I had a dream once where I was having curry at a restaurant with my parents and Chris Addison and Tim Key decided to join the end of our table (Addsion and Key seemed to be very good friends). I thought it was weird that my brain had coupled them together. As it turns out, not that weird.

The Slutcracker.

Would I go as far as saying that this is the best comedy show I have ever seen? Probably. It was my second time seeing Tim Key's Edinburgh Award winning show 'The Slutcracker' and, once again, it left speechless.

I adore The Invisible Dot Office and it was the perfect venue (small, intimate and a little bit different) to showcase this stunning show.

There are so many things I want to mention, so (in an attempt to prevent rambling) i'm going to write some lists of favourites.

The best bits.

Fletch, Tim's tech guy, plays a rather significant role in the show and is just brilliant (in my humble opinion). The banter between the two is very funny - I especially liked "Fletch, you are more or less in comedy".

How the show is broken up into different sections.

The various short films throughout; totally in love with 'Prologue'!

A headband wearing Key standing on top of a filing cabinet reading out a poem that is beautiful and tragic simultaneously.


Tim took his baton and "chinked" a chain dangling above his head (it was used to hang his jacket) and exclaimed "if you've got it, use it".

A police car drove past the venue with its sirens blazing and Tim quipped "sometimes they don't even know they're doing it".

Towards the very end of the show Tim stood by the entrance, slammed the door and said "if they're not here by now".

Fletch turned off the lights and shone a torch directly into Tim's eyes, to which Tim retorted "don't blind your employer, my friend".

Tim stood on/squashed a cake in an attempt to cross the stage without touching the floor, he turned to the audience and explained "I guess the phrase that springs to mind here is: don't tread it in.

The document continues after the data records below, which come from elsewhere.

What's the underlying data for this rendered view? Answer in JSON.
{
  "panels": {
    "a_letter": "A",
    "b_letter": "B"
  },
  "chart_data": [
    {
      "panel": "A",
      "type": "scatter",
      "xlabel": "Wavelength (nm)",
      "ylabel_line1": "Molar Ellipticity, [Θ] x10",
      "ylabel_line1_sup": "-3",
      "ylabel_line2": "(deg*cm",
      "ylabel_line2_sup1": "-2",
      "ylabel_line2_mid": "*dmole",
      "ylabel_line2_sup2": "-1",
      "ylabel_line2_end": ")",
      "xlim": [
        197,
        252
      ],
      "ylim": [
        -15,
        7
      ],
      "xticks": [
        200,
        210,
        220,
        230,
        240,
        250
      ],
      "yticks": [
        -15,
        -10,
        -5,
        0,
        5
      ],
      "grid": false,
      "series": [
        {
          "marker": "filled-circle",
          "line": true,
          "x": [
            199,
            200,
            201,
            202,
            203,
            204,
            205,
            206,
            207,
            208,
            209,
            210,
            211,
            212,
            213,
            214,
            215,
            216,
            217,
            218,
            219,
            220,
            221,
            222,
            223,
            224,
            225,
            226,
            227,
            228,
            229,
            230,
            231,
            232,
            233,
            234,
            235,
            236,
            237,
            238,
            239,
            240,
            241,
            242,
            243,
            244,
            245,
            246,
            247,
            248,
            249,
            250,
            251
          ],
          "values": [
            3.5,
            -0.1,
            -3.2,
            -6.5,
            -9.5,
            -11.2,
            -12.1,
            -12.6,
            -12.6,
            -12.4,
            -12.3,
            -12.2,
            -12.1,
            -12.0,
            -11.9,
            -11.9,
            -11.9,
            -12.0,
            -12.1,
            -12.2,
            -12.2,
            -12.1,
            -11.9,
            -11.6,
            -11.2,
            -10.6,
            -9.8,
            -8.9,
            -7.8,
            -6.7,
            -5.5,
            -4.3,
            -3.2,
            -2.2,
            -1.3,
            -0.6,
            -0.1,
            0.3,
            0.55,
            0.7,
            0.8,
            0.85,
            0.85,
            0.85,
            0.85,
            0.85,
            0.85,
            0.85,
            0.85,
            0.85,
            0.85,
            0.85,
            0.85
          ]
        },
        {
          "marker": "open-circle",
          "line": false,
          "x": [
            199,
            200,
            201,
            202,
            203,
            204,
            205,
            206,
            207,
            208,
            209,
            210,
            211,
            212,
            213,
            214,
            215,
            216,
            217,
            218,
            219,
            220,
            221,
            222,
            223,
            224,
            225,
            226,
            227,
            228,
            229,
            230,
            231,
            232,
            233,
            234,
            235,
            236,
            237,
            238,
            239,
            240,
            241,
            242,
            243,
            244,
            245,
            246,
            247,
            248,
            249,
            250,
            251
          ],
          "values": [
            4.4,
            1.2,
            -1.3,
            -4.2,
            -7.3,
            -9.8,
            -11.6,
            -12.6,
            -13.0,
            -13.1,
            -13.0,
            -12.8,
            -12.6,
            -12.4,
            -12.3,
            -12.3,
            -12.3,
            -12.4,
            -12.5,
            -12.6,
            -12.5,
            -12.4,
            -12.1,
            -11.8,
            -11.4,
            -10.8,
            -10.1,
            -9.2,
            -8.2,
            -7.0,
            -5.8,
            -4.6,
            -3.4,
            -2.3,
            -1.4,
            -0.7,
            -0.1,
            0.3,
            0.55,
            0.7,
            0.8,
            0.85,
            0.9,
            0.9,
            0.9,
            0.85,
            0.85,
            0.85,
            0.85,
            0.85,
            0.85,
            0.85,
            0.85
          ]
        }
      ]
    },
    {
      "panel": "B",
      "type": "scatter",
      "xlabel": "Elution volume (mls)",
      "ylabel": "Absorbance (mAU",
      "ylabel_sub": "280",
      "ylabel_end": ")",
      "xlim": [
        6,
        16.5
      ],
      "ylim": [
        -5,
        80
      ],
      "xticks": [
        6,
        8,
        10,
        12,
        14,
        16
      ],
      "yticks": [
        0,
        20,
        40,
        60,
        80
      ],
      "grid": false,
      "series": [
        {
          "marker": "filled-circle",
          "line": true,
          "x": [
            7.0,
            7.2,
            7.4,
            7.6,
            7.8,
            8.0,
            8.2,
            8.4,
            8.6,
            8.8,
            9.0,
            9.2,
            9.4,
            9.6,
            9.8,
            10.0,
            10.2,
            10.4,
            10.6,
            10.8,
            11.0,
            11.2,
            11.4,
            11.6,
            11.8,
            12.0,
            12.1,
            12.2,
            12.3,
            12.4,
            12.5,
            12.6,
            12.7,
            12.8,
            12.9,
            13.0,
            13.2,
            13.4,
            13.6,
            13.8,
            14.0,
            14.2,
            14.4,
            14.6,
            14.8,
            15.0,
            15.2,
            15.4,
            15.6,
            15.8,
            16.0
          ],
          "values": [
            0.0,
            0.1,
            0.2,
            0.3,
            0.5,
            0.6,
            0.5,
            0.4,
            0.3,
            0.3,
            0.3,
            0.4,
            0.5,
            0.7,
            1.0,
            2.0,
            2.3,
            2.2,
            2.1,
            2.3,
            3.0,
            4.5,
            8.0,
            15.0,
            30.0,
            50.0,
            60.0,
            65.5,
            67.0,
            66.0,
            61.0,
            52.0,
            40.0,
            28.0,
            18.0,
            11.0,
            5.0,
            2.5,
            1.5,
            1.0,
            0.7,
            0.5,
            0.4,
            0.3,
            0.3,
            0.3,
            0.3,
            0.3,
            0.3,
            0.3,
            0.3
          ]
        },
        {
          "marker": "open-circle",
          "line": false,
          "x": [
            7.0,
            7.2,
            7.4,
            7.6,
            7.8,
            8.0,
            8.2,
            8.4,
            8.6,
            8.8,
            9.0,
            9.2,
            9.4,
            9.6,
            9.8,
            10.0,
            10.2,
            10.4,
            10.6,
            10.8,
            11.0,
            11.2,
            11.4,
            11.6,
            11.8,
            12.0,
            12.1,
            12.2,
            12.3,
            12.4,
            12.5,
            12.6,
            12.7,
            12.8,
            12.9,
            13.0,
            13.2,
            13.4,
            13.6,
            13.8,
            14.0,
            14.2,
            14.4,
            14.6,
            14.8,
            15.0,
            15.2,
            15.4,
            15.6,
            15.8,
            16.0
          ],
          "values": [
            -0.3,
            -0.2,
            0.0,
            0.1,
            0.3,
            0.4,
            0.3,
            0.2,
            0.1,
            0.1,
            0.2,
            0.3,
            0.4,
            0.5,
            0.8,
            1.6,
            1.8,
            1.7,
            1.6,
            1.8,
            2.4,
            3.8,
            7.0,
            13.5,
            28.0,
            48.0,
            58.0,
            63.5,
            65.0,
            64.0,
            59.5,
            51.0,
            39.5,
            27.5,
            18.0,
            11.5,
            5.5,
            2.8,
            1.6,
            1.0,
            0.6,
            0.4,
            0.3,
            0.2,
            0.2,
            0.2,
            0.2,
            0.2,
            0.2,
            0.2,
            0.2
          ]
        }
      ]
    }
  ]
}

Well, that's what my Mum would say" (my Mum says that too!).

Moments of unease (the bits where Key says/does something that makes the audience squirm with discomfort).

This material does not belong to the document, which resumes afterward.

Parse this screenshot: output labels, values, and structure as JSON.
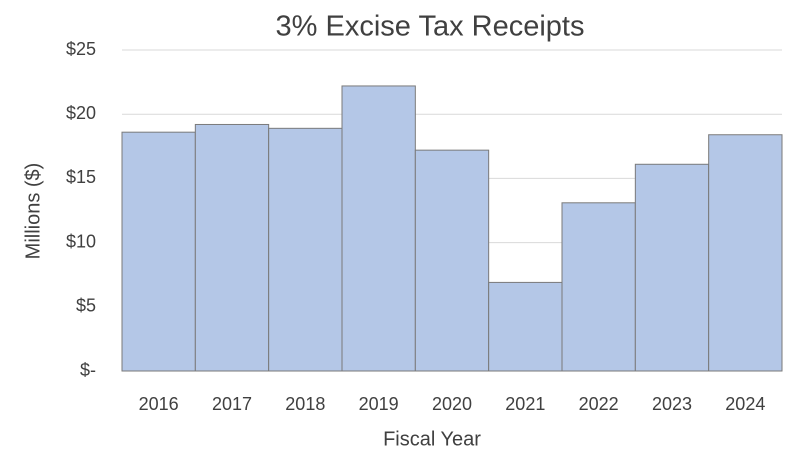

Tim: [Poem] ... shoved his dick in Caroline. [to Sam; audience member] Have you done it?
Sam: Yes
Tim: Well, obviously not in Caroline. What was it like?
Sam: Warm.
Tim: I don't really think that's what they'd like to hear. What will you say next time?
Sam: It was lovely.
Tim: Yeah, it was lovely.

Tim stared directly at a lady in the front row and said "I want to have sex with you at least 100 times in the first 3 months". Tim took a really long pause (still staring at this girl) before reaching into his jacket pocket for his notebook and explaining that he couldn't remember the poem.

Fletch started playing a trumpet over a poem at and Tim shouted "DON'T LOOK AT HIM!".

A thought.

My friend, Anna, did a podcast and in it said [paraphrased] "people laugh differently at Tim Key gigs to anywhere else. Some people will not get it at all and find it quite off-putting, while others will kill themselves laughing in a way that you only do with your friends. The lack of punchlines, means the laughs are quite sparadic because people will find different things funny"- I couldn't agree more.

Sunday, 3 January 2010

Kim Noble Will Die.

Last night I went to see 'Kim Noble Will Die' at Soho Theatre because it had been highly recommended by the people I follow on Twitter. It was a raw, emotional and explicit glimpse at a man suffering from mental illness.

I watched quite a bit of the show behind my hands. It was certainly challenging and shocking and depressing.

Noble doesn't talk much during the show and mostly relies on a series of clips, audio recordings and photographs to tell his tale.

There's an interesting article about the show in the Guardian here.

A thought.

I really hope Kim Noble is going to be alright.